Engineers believe the $158.5 million Sarah Mildred Long Bridge project, connecting Portsmouth, N.H., with Kittery, Maine, may be the first vertical-lift bridge to use precast-concrete segmental towers, the Engineering News-Record reports. Construction of the new bridge carrying U.S. Route 1 Bypass over the Piscataqua River began in 2015. The bridge is slated to open by the end of 2017 and be completed by June 2018. The project is a joint venture between the Maine Department of Transportation (MaineDOT) and New Hampshire Department of Transportation, with MaineDOT serving as the owner.
According to the news agency, Mike Hawkins, project manager with Hardesty & Hanover, said the structural-steel, twin box-girder lift span carries one lane of traffic in each direction, with railroad tracks down the middle. To accommodate two railroad crossings to the Portsmouth Naval Shipyard every year, the bridge track structure will rise 2 feet, the bearings supporting the bridge in its roadway position will rotate 90 degrees, and the bridge will lower about 50 feet to the railway position. “The bridge will primarily spend time in the roadway-seated position and raise up like a normal lift bridge to allow for marine traffic to clear underneath,” Hawkins said.

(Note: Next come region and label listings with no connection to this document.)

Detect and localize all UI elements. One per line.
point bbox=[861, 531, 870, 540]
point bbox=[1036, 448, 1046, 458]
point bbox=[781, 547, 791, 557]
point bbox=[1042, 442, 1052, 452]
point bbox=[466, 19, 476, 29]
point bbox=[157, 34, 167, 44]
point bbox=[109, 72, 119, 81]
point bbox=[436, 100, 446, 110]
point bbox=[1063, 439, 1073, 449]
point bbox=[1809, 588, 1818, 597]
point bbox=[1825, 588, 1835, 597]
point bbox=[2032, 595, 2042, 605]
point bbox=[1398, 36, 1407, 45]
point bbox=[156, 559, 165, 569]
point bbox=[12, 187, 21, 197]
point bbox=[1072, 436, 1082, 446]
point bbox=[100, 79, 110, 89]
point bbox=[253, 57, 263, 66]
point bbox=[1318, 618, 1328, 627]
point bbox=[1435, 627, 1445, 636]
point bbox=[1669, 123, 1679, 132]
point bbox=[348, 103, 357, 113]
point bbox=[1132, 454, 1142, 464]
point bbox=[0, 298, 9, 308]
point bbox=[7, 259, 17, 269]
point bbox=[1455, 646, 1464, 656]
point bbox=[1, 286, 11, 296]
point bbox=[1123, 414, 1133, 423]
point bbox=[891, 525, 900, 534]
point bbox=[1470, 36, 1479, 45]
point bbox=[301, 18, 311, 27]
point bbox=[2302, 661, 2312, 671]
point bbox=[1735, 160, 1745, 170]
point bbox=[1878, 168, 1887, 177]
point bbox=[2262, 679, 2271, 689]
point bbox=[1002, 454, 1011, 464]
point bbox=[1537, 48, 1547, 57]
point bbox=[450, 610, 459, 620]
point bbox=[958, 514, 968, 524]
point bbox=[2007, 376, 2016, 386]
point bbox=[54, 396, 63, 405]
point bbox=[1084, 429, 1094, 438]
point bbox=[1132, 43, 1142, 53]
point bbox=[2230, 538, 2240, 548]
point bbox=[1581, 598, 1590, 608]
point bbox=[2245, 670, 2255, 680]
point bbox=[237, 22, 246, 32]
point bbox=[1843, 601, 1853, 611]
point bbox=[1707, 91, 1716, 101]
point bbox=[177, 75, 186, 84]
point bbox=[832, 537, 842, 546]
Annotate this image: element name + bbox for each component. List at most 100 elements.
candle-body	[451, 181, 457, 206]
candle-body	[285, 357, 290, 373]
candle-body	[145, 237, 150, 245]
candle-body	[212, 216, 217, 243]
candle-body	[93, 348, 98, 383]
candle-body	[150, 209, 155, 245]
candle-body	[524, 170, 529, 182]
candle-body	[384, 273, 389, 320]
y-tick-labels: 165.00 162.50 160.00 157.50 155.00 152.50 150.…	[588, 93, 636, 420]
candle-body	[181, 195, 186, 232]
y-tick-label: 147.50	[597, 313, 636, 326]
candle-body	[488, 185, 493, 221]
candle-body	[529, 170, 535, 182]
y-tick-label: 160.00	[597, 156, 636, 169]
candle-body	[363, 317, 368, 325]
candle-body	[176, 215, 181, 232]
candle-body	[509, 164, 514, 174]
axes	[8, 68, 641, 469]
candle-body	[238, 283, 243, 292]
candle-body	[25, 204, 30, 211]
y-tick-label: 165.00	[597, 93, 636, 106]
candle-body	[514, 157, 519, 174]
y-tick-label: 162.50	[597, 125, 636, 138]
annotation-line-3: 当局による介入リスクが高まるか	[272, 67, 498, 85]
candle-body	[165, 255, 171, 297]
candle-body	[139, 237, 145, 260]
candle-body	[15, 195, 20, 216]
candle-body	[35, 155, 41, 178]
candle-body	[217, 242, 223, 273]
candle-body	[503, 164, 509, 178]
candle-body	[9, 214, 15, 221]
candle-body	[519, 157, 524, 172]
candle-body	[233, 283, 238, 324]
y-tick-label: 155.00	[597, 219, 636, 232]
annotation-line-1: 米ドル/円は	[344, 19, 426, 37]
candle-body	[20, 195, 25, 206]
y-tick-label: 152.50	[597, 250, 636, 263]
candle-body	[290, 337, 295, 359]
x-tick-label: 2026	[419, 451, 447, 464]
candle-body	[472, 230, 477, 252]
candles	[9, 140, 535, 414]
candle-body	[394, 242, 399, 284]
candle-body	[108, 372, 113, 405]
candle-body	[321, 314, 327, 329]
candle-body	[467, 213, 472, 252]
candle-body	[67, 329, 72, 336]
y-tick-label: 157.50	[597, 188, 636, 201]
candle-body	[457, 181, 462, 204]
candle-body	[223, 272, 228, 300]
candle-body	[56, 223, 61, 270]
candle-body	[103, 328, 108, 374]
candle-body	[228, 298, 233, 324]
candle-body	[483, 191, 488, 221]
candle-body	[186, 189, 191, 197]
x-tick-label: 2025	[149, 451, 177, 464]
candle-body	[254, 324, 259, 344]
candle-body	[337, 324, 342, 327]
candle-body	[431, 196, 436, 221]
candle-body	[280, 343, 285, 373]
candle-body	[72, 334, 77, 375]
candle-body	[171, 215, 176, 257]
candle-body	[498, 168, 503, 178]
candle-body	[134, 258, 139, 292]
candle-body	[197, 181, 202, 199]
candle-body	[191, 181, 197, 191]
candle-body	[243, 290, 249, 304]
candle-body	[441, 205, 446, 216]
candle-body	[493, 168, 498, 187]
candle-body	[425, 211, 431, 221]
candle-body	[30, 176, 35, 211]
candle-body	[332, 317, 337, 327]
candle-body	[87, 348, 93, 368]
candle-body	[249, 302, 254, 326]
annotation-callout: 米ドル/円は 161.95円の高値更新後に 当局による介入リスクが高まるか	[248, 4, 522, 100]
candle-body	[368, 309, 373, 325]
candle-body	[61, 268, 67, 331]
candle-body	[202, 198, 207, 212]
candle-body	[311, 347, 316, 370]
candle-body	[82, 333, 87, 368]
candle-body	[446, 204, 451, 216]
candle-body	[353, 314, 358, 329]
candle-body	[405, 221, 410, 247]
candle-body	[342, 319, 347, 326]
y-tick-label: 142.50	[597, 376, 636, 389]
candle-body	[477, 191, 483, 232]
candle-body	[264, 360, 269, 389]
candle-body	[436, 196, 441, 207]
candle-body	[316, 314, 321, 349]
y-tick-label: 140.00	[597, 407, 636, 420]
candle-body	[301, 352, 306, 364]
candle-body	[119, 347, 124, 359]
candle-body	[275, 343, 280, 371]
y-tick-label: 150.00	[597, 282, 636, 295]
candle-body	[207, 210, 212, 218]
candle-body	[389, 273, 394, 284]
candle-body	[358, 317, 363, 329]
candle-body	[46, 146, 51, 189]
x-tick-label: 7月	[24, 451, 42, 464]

Hardesty & Hanover designed the precast towers, Figg Bridge Group designed the precast superstructure for the approach bridges, and Cianbro designed the partially submerged precast tower footing tubs to support 10-foot-diameter shafts. The concrete segmental approaches and the steel twin box-girder lift span were delivered to the site from off-site vendors.
“Six steel box-girders were delivered by barge on six loads from south Portland, Maine,” Kaven Philbrook, project manager for Cianbro, told the news agency. “Unlike other projects where bridge spans are erected off site, the 300-foot by 50-foot lift span was erected on a barge to float in place during a channel closure.”
The 88 tower segments were precast on site and erected in post-tension. “We purchased a [specialty] precast form from Italy for casting segments we loaded on barges and took out to erect the towers. That’s a first,” Philbrook told the news agency.
Hardesty & Hanover also designed tower piers that sustain vessel impact without a large, separate fender system. “High-density absorbing [rubber] arch fenders are directly attached to the bridge tower piers for added protection,” Hawkins told the news agency.